C. Per-Tenant / Per-Channel Routing
enterprise-tier → qwen3.6-72b (dedicated GPU)
standard-tier → gemma4-31b (shared pool)
internal-tools → ollama/local (free)
D. User-Switchable
Let power users pick their model at runtime. Expose an allowlist of approved models so users can trade off speed vs. quality without leaving your platform.
Step 3: Implement Failover Properly
Naive failover (retry on any error) wastes GPU cycles.

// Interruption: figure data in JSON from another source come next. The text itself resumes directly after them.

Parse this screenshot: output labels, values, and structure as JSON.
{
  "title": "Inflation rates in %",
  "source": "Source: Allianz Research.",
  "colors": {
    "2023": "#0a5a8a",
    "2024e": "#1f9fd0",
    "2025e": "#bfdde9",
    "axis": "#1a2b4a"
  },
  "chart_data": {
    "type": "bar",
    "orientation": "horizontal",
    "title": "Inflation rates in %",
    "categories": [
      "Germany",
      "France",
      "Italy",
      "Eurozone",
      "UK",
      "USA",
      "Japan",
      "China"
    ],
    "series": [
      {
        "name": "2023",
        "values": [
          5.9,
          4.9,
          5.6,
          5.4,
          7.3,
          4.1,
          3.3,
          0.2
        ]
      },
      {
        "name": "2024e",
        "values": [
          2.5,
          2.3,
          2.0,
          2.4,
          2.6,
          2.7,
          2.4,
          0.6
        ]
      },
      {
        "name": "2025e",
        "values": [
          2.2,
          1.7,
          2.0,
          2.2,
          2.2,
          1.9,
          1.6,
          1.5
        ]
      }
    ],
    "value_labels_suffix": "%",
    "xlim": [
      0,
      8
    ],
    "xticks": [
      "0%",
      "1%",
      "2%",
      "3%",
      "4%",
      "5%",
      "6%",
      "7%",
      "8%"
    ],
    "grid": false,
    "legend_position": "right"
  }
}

A good failover system distinguishes:
- Retriable errors (rate limit, temporary overload): retry same model with backoff
- Failover errors (model crashed, auth expired, context too long): advance to next model in the chain
- Non-retriable errors (invalid request, content policy): fail fast, don't waste other models' capacity
Additional production patterns:
- Auth rotation — if you have multiple API keys for the same provider, rotate through them before failing over to a different model
- Session stickiness — pin a user's session to one model/key to keep provider-side KV caches warm (dramatically reduces latency for multi-turn conversations)

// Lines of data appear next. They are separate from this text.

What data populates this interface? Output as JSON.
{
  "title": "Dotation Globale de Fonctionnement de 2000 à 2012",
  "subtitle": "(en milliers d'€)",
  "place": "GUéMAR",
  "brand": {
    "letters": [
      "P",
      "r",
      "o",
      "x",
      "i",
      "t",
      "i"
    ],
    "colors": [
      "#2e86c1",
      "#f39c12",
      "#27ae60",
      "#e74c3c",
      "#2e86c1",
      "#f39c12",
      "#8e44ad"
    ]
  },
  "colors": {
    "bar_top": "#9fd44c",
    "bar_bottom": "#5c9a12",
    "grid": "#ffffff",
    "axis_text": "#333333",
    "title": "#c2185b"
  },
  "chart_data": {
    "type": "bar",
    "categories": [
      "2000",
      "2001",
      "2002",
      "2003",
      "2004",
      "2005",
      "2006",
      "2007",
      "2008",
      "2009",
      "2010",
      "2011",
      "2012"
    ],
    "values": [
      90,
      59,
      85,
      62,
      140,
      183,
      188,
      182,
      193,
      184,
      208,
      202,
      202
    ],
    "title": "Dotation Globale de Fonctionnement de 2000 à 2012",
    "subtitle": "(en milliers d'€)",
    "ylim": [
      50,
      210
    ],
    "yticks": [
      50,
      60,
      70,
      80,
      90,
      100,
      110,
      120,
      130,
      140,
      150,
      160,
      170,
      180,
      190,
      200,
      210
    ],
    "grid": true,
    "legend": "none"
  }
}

- Cooldown tracking — when a model returns a rate limit with a
retry-afterheader, mark it as cooling down and skip it for the specified duration
Step 4: Add Human-in-the-Loop
A. Approval Gates
Define which actions require human sign-off before execution:
if action = "send_email" OR action = "modify_database":
HOLD for human approval
notify reviewer via Slack/Teams/email
execute only after explicit approval
B. Confidence-Based Escalation
- Run request through Model A (Qwen)
- Run same request through Model B (Gemma)
- Compare outputs
- If outputs diverge significantly → escalate to human
- If aligned → deliver with high-confidence tag
This dual-model verification pattern is especially valuable for compliance, legal review, and medical content.
C. Standing Authorization with Boundaries
Instead of approving every action, define what the system can do autonomously:
AUTHORIZED:
- Classify incoming support tickets
- Draft response using the knowledge base
- Route to the correct department
REQUIRES HUMAN APPROVAL:
- Issue refunds over £100
- Escalate to legal
- Respond to press/media inquiries
ESCALATION TRIGGERS:
- Customer sentiment score < 0.3
- Request mentions litigation
- Model confidence < threshold
This "standing orders" pattern lets the system handle 80–90% of volume autonomously while routing edge cases to humans.

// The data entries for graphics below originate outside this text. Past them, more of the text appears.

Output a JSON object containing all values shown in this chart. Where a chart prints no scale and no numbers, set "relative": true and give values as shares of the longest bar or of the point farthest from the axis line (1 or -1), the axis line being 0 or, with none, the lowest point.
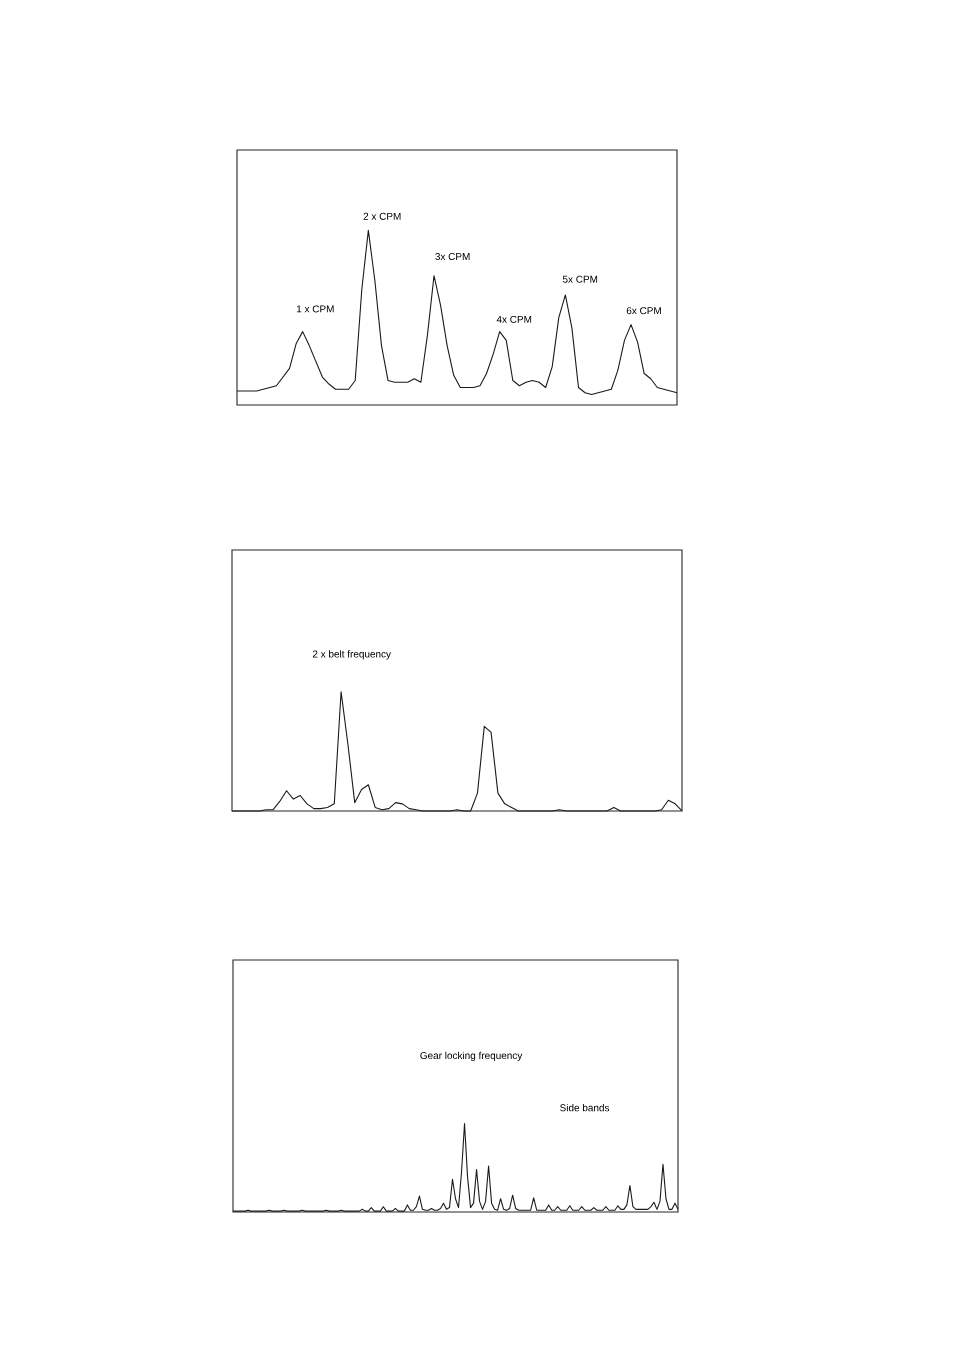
{
  "chart_data": [
    {
      "type": "line",
      "relative": true,
      "color": "#1a1a1a",
      "categories": [
        null,
        null,
        null,
        null,
        null,
        null,
        null,
        null,
        null,
        null,
        null,
        null,
        null,
        null,
        null,
        null,
        null,
        null,
        null,
        null,
        null,
        null,
        null,
        null,
        null,
        null,
        null,
        null,
        null,
        null,
        null,
        null,
        null,
        null,
        null,
        null,
        null,
        null,
        null,
        null,
        null,
        null,
        null,
        null,
        null,
        null,
        null,
        null,
        null,
        null,
        null,
        null,
        null,
        null,
        null,
        null,
        null,
        null,
        null,
        null,
        null,
        null,
        null,
        null,
        null,
        null,
        null,
        null
      ],
      "values": [
        0.08,
        0.08,
        0.08,
        0.08,
        0.09,
        0.1,
        0.11,
        0.16,
        0.21,
        0.35,
        0.42,
        0.34,
        0.25,
        0.16,
        0.12,
        0.09,
        0.09,
        0.09,
        0.14,
        0.66,
        1,
        0.71,
        0.34,
        0.14,
        0.13,
        0.13,
        0.13,
        0.15,
        0.13,
        0.4,
        0.74,
        0.57,
        0.34,
        0.17,
        0.1,
        0.1,
        0.1,
        0.11,
        0.18,
        0.29,
        0.42,
        0.37,
        0.14,
        0.11,
        0.13,
        0.14,
        0.13,
        0.1,
        0.22,
        0.5,
        0.63,
        0.44,
        0.1,
        0.07,
        0.06,
        0.07,
        0.08,
        0.09,
        0.2,
        0.37,
        0.46,
        0.36,
        0.18,
        0.15,
        0.1,
        0.09,
        0.08,
        0.07
      ],
      "annotations": [
        "1 x CPM",
        "2 x CPM",
        "3x CPM",
        "4x CPM",
        "5x CPM",
        "6x CPM"
      ]
    },
    {
      "type": "line",
      "relative": true,
      "color": "#1a1a1a",
      "categories": [
        null,
        null,
        null,
        null,
        null,
        null,
        null,
        null,
        null,
        null,
        null,
        null,
        null,
        null,
        null,
        null,
        null,
        null,
        null,
        null,
        null,
        null,
        null,
        null,
        null,
        null,
        null,
        null,
        null,
        null,
        null,
        null,
        null,
        null,
        null,
        null,
        null,
        null,
        null,
        null,
        null,
        null,
        null,
        null,
        null,
        null,
        null,
        null,
        null,
        null,
        null,
        null,
        null,
        null,
        null,
        null,
        null,
        null,
        null,
        null,
        null,
        null,
        null,
        null,
        null,
        null,
        null
      ],
      "values": [
        0,
        0,
        0,
        0,
        0,
        0.01,
        0.01,
        0.08,
        0.17,
        0.1,
        0.13,
        0.06,
        0.02,
        0.02,
        0.03,
        0.06,
        1,
        0.56,
        0.07,
        0.18,
        0.22,
        0.03,
        0.01,
        0.02,
        0.07,
        0.06,
        0.02,
        0.01,
        0,
        0,
        0,
        0,
        0,
        0.01,
        0,
        0,
        0.15,
        0.71,
        0.66,
        0.15,
        0.06,
        0.03,
        0,
        0,
        0,
        0,
        0,
        0,
        0.01,
        0,
        0,
        0,
        0,
        0,
        0,
        0,
        0.03,
        0,
        0,
        0,
        0,
        0,
        0,
        0.01,
        0.09,
        0.06,
        0
      ],
      "annotations": [
        "2 x belt frequency"
      ]
    },
    {
      "type": "line",
      "relative": true,
      "color": "#1a1a1a",
      "categories": [
        null,
        null,
        null,
        null,
        null,
        null,
        null,
        null,
        null,
        null,
        null,
        null,
        null,
        null,
        null,
        null,
        null,
        null,
        null,
        null,
        null,
        null,
        null,
        null,
        null,
        null,
        null,
        null,
        null,
        null,
        null,
        null,
        null,
        null,
        null,
        null,
        null,
        null,
        null,
        null,
        null,
        null,
        null,
        null,
        null,
        null,
        null,
        null,
        null,
        null,
        null,
        null,
        null,
        null,
        null,
        null,
        null,
        null,
        null,
        null,
        null,
        null,
        null,
        null,
        null,
        null,
        null,
        null,
        null,
        null,
        null,
        null,
        null,
        null,
        null,
        null,
        null,
        null,
        null,
        null,
        null,
        null,
        null,
        null,
        null,
        null,
        null,
        null,
        null,
        null,
        null,
        null,
        null,
        null,
        null,
        null,
        null,
        null,
        null,
        null,
        null,
        null,
        null,
        null,
        null,
        null,
        null,
        null,
        null,
        null,
        null,
        null,
        null,
        null,
        null,
        null,
        null,
        null,
        null,
        null,
        null,
        null,
        null,
        null,
        null,
        null,
        null,
        null,
        null,
        null,
        null,
        null,
        null,
        null,
        null,
        null,
        null,
        null,
        null,
        null,
        null,
        null,
        null,
        null,
        null,
        null,
        null,
        null,
        null
      ],
      "values": [
        0.01,
        0.01,
        0.01,
        0.01,
        0.01,
        0.02,
        0.01,
        0.01,
        0.01,
        0.01,
        0.01,
        0.01,
        0.02,
        0.01,
        0.01,
        0.01,
        0.01,
        0.02,
        0.01,
        0.01,
        0.01,
        0.01,
        0.01,
        0.02,
        0.01,
        0.01,
        0.01,
        0.01,
        0.01,
        0.01,
        0.01,
        0.02,
        0.01,
        0.01,
        0.01,
        0.01,
        0.02,
        0.01,
        0.01,
        0.01,
        0.01,
        0.01,
        0.01,
        0.03,
        0.01,
        0.01,
        0.05,
        0.01,
        0.01,
        0.01,
        0.06,
        0.01,
        0.01,
        0.01,
        0.04,
        0.01,
        0.01,
        0.01,
        0.08,
        0.02,
        0.02,
        0.06,
        0.18,
        0.03,
        0.02,
        0.02,
        0.04,
        0.02,
        0.02,
        0.04,
        0.1,
        0.03,
        0.05,
        0.37,
        0.15,
        0.05,
        0.45,
        1,
        0.4,
        0.05,
        0.1,
        0.48,
        0.12,
        0.03,
        0.12,
        0.52,
        0.1,
        0.03,
        0.02,
        0.15,
        0.03,
        0.02,
        0.04,
        0.19,
        0.04,
        0.02,
        0.02,
        0.02,
        0.02,
        0.02,
        0.16,
        0.02,
        0.02,
        0.02,
        0.02,
        0.08,
        0.02,
        0.02,
        0.06,
        0.02,
        0.02,
        0.02,
        0.07,
        0.02,
        0.02,
        0.02,
        0.06,
        0.02,
        0.02,
        0.02,
        0.05,
        0.02,
        0.02,
        0.02,
        0.06,
        0.02,
        0.02,
        0.02,
        0.07,
        0.03,
        0.03,
        0.08,
        0.3,
        0.06,
        0.03,
        0.03,
        0.03,
        0.03,
        0.03,
        0.06,
        0.11,
        0.03,
        0.12,
        0.54,
        0.15,
        0.03,
        0.03,
        0.1,
        0.03
      ],
      "annotations": [
        "Gear locking frequency",
        "Side bands"
      ]
    }
  ]
}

Step 5: Infrastructure on AWS
Recommended deployment:
- g5.xlarge (1× A10G, 24 GB) — models up to 13B parameters
- g5.12xlarge (4× A10G, 96 GB) — models up to 70B
- p4d.24xlarge — very large models (70B+) at production throughput
- Amazon Bedrock — fallback for when spot capacity is reclaimed
Cost optimisation:
- Use Spot Instances for non-critical inference workloads (50–70% savings)
- Keep a Bedrock fallback for when spot capacity is reclaimed
- Set
cost: 0for self-hosted models in your routing config so the control layer prefers them over pay-per-token APIs
Key Takeaways
- Standardise on OpenAI-compatible endpoints. Whether you use vLLM, Ollama, or Bedrock, expose
/v1/chat/completions. This makes your control layer provider-agnostic. - Hybrid > pure self-hosted. Run your primary workload on your own GPUs. Keep managed APIs as fallbacks. This gives you cost control + resilience.
- Routing is a product decision, not just infrastructure. Which model handles which use case should be configurable by product teams, not hardcoded by engineers.
- Failover needs intelligence. Don't just retry blindly. Classify errors, rotate credentials, respect cooldowns, and pin sessions.
- Human-in-the-loop is not optional for production. Define clear boundaries between autonomous operation and human review. Use confidence thresholds and dual-model verification for high-stakes outputs.
The models are commoditising. The control layer is the differentiator.